1. Be patient. You invest in the long term. By that, it means at least ten years and preferably for life. Only then does the ‘miracle of compound interest’ begin to play to your advantage. For example, an average of 7% per year is conceivable. The first year can, therefore, grow to 100 euros to 107 euros. If you again get a 7% return in the second year, that is € 107. With this game of interest on interest, 10,000 euros can grow to 150,000 euros in 40 years.

2. Don’t care about timing. Nobody can predict the best time to get in. Experts try to estimate what a company is worth and compares that value with the company’s stock price. If it is much lower than the estimated value, it buys. That, therefore, has nothing to do with the ‘sentiment’ of the stock market. The best advice is to start investing, but do it in steps. For example, if you want to invest 10,000 euros in shares, then buy 1 package of shares per month for 10 months, each worth around 1,000 euros. This is how you spread the risk.

3. Disable your emotions. The stock market is sometimes called Mister Market because the stock market is your opponent. Mister Market is manic-depressed. Sometimes he is euphoric, sometimes pessimistic. How do you deal with that? By switching off your emotions yourself. Of course, even the most seasoned investor has emotions. But they should not play a role when you invest. The trick is to follow an investment system cold-blooded. That system is simple and will tell you when and how many shares you have to sell.

4. Keep your shares in the pack. How does that investment system work? The rule of thumb is that all your shares have about the same weight in your portfolio. To know what shares to sell and how much of it, you work with bottom limits and top limits. If a share drops a lot – below a certain bottom limit – you have to sell everything. If a share rises a lot – above a certain top limit – you have to sell part of it, but not everything. This way you take a piece of profit, you keep that winning share in your portfolio and you prevent it from taking too large a part of that portfolio. If something happens to it later, the impact would otherwise be too great. Compare it with a cycling platoon. If a rider falls far behind, you take him out of the course. If he drives too far ahead, you whistle it back a bit.
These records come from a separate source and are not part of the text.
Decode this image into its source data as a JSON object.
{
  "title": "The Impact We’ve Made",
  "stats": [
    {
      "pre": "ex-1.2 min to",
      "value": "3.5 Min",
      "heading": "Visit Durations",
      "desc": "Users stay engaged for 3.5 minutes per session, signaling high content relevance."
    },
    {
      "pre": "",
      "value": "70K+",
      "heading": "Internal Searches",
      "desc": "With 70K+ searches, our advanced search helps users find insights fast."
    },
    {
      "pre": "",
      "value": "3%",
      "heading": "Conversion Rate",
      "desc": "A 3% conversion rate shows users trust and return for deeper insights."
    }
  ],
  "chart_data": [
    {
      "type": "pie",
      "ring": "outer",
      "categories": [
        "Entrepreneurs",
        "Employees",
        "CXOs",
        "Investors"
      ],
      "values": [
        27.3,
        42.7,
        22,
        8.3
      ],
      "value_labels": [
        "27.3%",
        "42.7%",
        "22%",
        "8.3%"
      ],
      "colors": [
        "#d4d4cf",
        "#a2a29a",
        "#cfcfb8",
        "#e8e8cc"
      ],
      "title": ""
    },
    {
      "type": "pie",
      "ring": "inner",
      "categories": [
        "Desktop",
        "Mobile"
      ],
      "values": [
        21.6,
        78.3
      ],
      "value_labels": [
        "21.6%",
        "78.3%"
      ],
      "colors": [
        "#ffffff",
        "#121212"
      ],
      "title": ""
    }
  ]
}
5. Do not buy fast-falling shares. Never catch a falling knife, they say in English. In other words, it is a bad idea to buy a share that is sinking considerably. Otherwise, you can hurt yourself a lot. Do your homework, buy a share and stick to the system.

6. Do not borrow money to invest! This rule should always be the first tip. Even if the thought of taking out bad credit loans without a guarantor is too tempting, it is a bad idea to get out a loan to invest. So invest only with money that you do not need. Borrowing to invest is out of the question.